Eine vielversprechende Anwendung für die Rectenna würde auch die Stromversorgung von flexibler und tragbarer Elektronik, medizinischen Geräten und Sensoren für das IoT sein. „Flexible Smartphones zum Beispiel sind ein heißer neuer Markt für große Technologieunternehmen“, sagt Palacios.

„Eine weitere mögliche Anwendung ist die Datenkommunikation von implantierbaren medizinischen Geräten“, ist Co-Autor Jesús Grajal überzeugt, Forscher. Denkbar seien Pillen, die von den Patienten geschluckt werden und Gesundheitsdaten die an einen Computer zur Diagnose übertragen, erklärt der an der Technischen Universität Madrid tätige Wissenschaftler. Batterien zur Versorgung dieser Systeme seien denkbar ungeeignet. „Denn wenn diese Lithium verlieren, könnte der Patient sterben“, sagt Grajal. Daher sei es viel besser, Energie aus der Umwelt zu gewinnen.
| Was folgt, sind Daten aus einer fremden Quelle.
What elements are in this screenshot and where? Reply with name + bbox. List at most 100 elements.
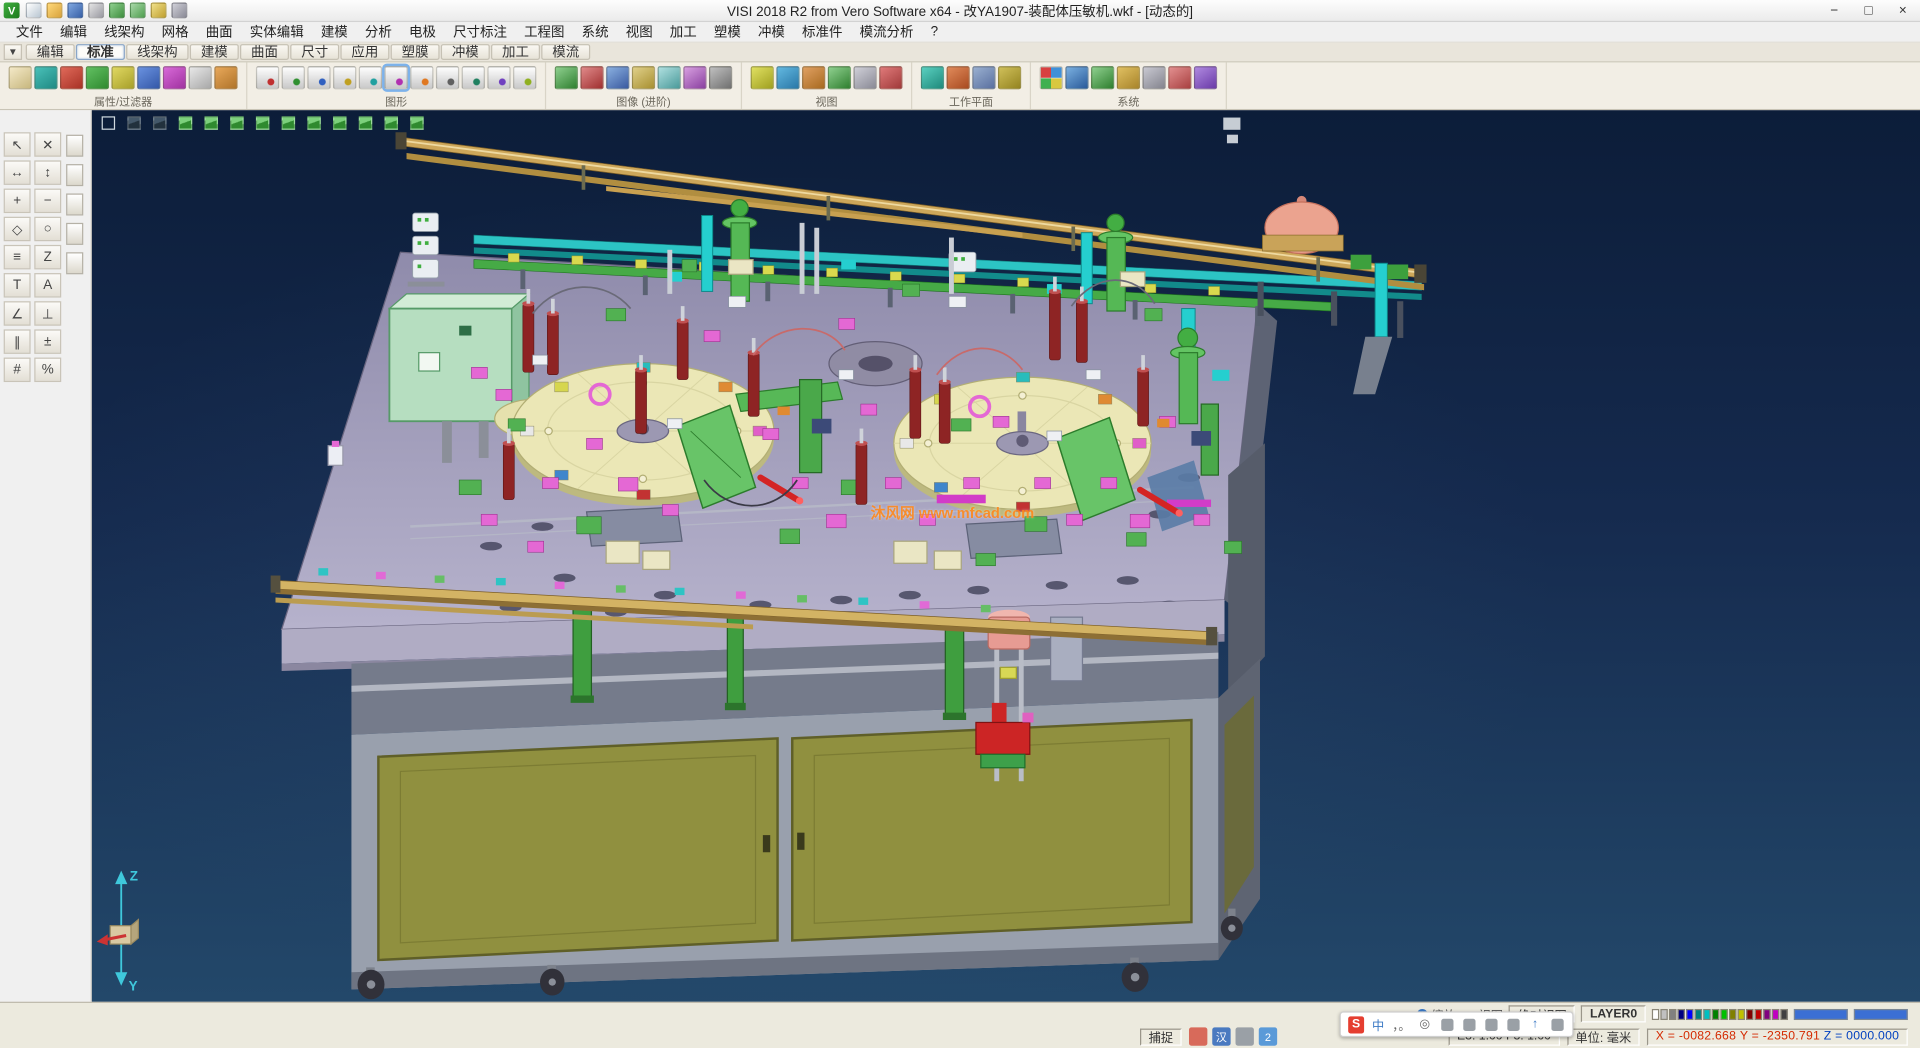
- minimize-button[interactable]: −: [1817, 0, 1851, 21]
- circle-tool-icon[interactable]: ○: [34, 217, 61, 241]
- workplane-reset-icon[interactable]: [998, 66, 1021, 89]
- grid-tool-icon[interactable]: #: [4, 358, 31, 382]
- view-back-icon[interactable]: [302, 113, 325, 133]
- color-swatch-3[interactable]: [1678, 1009, 1685, 1020]
- add-entity-icon[interactable]: +: [4, 189, 31, 213]
- active-layer-cell[interactable]: LAYER0: [1581, 1006, 1645, 1023]
- view-front-icon[interactable]: [277, 113, 300, 133]
- help-icon[interactable]: [151, 2, 167, 18]
- menu-item-17[interactable]: 模流分析: [851, 21, 922, 43]
- tolerance-icon[interactable]: ±: [34, 329, 61, 353]
- eraser-icon[interactable]: [189, 66, 212, 89]
- viewport-3d[interactable]: 沐风网 www.mfcad.com Z Y: [92, 110, 1920, 1001]
- view-front-dark-icon[interactable]: [122, 113, 145, 133]
- section-view-icon[interactable]: [436, 66, 459, 89]
- menu-item-8[interactable]: 电极: [400, 21, 444, 43]
- entity-filter-icon[interactable]: [34, 66, 57, 89]
- angle-tool-icon[interactable]: ∠: [4, 301, 31, 325]
- color-swatch-4[interactable]: [1686, 1009, 1693, 1020]
- settings-icon[interactable]: [171, 2, 187, 18]
- up-arrow-icon[interactable]: ↑: [1527, 1016, 1543, 1033]
- render-quality-icon[interactable]: [513, 66, 536, 89]
- tab-5[interactable]: 尺寸: [290, 44, 339, 60]
- menu-item-15[interactable]: 冲模: [749, 21, 793, 43]
- sogou-logo-icon[interactable]: S: [1348, 1016, 1364, 1033]
- backface-cull-icon[interactable]: [462, 66, 485, 89]
- annotate-icon[interactable]: A: [34, 273, 61, 297]
- attribute-brush-icon[interactable]: [9, 66, 32, 89]
- menu-item-2[interactable]: 线架构: [96, 21, 154, 43]
- open-folder-icon[interactable]: [47, 2, 63, 18]
- view-back-dark-icon[interactable]: [148, 113, 171, 133]
- new-document-icon[interactable]: [26, 2, 42, 18]
- color-swatch-2[interactable]: [1669, 1009, 1676, 1020]
- menu-item-1[interactable]: 编辑: [51, 21, 95, 43]
- zoom-window-icon[interactable]: [776, 66, 799, 89]
- workplane-standard-icon[interactable]: [921, 66, 944, 89]
- shaded-view-icon[interactable]: [282, 66, 305, 89]
- view-iso-sw-icon[interactable]: [405, 113, 428, 133]
- wireframe-view-icon[interactable]: [256, 66, 279, 89]
- view-iso-se-icon[interactable]: [380, 113, 403, 133]
- refresh-view-icon[interactable]: [879, 66, 902, 89]
- zoom-tool-icon[interactable]: Z: [34, 245, 61, 269]
- tab-8[interactable]: 冲模: [441, 44, 490, 60]
- color-swatch-11[interactable]: [1746, 1009, 1753, 1020]
- view-iso-ne-icon[interactable]: [328, 113, 351, 133]
- image-render-icon[interactable]: [580, 66, 603, 89]
- menu-item-14[interactable]: 塑模: [705, 21, 749, 43]
- color-swatch-9[interactable]: [1729, 1009, 1736, 1020]
- plugin-manager-icon[interactable]: [1168, 66, 1191, 89]
- select-arrow-icon[interactable]: ↖: [4, 132, 31, 156]
- pan-view-icon[interactable]: [802, 66, 825, 89]
- color-swatch-8[interactable]: [1720, 1009, 1727, 1020]
- menu-item-6[interactable]: 建模: [312, 21, 356, 43]
- transparency-icon[interactable]: [333, 66, 356, 89]
- polygon-tool-icon[interactable]: ◇: [4, 217, 31, 241]
- view-left-icon[interactable]: [225, 113, 248, 133]
- toolbox-icon[interactable]: [1483, 1016, 1499, 1033]
- color-swatch-13[interactable]: [1763, 1009, 1770, 1020]
- tab-2[interactable]: 线架构: [126, 44, 188, 60]
- perspective-view-icon[interactable]: [487, 66, 510, 89]
- snap-toggle-cell[interactable]: 捕捉: [1140, 1028, 1182, 1045]
- selection-filter-icon[interactable]: [137, 66, 160, 89]
- tab-1[interactable]: 标准: [76, 44, 125, 60]
- workplane-3point-icon[interactable]: [972, 66, 995, 89]
- stretch-h-icon[interactable]: ↔: [4, 160, 31, 184]
- ime-lang-icon[interactable]: 汉: [1212, 1028, 1230, 1046]
- shaded-edges-icon[interactable]: [384, 66, 407, 89]
- menu-item-9[interactable]: 尺寸标注: [444, 21, 515, 43]
- menu-item-0[interactable]: 文件: [7, 21, 51, 43]
- tab-3[interactable]: 建模: [190, 44, 239, 60]
- text-tool-icon[interactable]: T: [4, 273, 31, 297]
- workplane-align-icon[interactable]: [947, 66, 970, 89]
- view-right-icon[interactable]: [251, 113, 274, 133]
- clipboard-page-icon-0[interactable]: [66, 135, 83, 157]
- layer-filter-icon[interactable]: [86, 66, 109, 89]
- image-adjust-icon[interactable]: [658, 66, 681, 89]
- zoom-fit-icon[interactable]: [751, 66, 774, 89]
- image-gallery-icon[interactable]: [632, 66, 655, 89]
- image-compare-icon[interactable]: [606, 66, 629, 89]
- print-queue-icon[interactable]: [1236, 1028, 1254, 1046]
- save-icon[interactable]: [67, 2, 83, 18]
- image-export-icon[interactable]: [683, 66, 706, 89]
- color-swatch-14[interactable]: [1772, 1009, 1779, 1020]
- color-swatch-15[interactable]: [1780, 1009, 1787, 1020]
- color-filter-icon[interactable]: [60, 66, 83, 89]
- tab-4[interactable]: 曲面: [240, 44, 289, 60]
- menu-item-4[interactable]: 曲面: [197, 21, 241, 43]
- menu-item-5[interactable]: 实体编辑: [241, 21, 312, 43]
- print-icon[interactable]: [88, 2, 104, 18]
- color-swatch-6[interactable]: [1703, 1009, 1710, 1020]
- delete-icon[interactable]: ✕: [34, 132, 61, 156]
- color-swatch-1[interactable]: [1660, 1009, 1667, 1020]
- tab-6[interactable]: 应用: [340, 44, 389, 60]
- tab-0[interactable]: 编辑: [26, 44, 75, 60]
- highlight-brush-icon[interactable]: [214, 66, 237, 89]
- undo-icon[interactable]: [109, 2, 125, 18]
- subtract-entity-icon[interactable]: −: [34, 189, 61, 213]
- macro-editor-icon[interactable]: [1194, 66, 1217, 89]
- edge-display-icon[interactable]: [359, 66, 382, 89]
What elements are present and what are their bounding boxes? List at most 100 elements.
Beim Wirkungsgrad ist noch Luft nach oben

Abhängig von der eintreffenden Wi-Fi-Leistung erreicht die derzeitige Rectenna laut den MIT-Forschern einen maximalen Wirkungsgrad von gut 40 %. Bei typischen Leistungspegeln soll der MoS2-Gleichrichter etwa 30 % Wirkungsgrad haben. Zum Vergleich: Aktuelle Rectennas aus starrem und teurerem Silizium oder Galliumarsenid schaffen etwa 50 bis 60 %.

Das Team, zu dem weitere 15 Co-Autoren vom MIT, der Technischen Universität Madrid, dem Army Research Laboratory, der Charles III University of Madrid, der Boston University und der University of Southern California zählen, will jetzt komplexere Systeme entwickeln und deren Effizienz verbessern. Weitere Entwürfe für flexible „Wi-Fi-to-Electricity“-Geräte mit hoher Leistung und Effizienz gibt es bereits.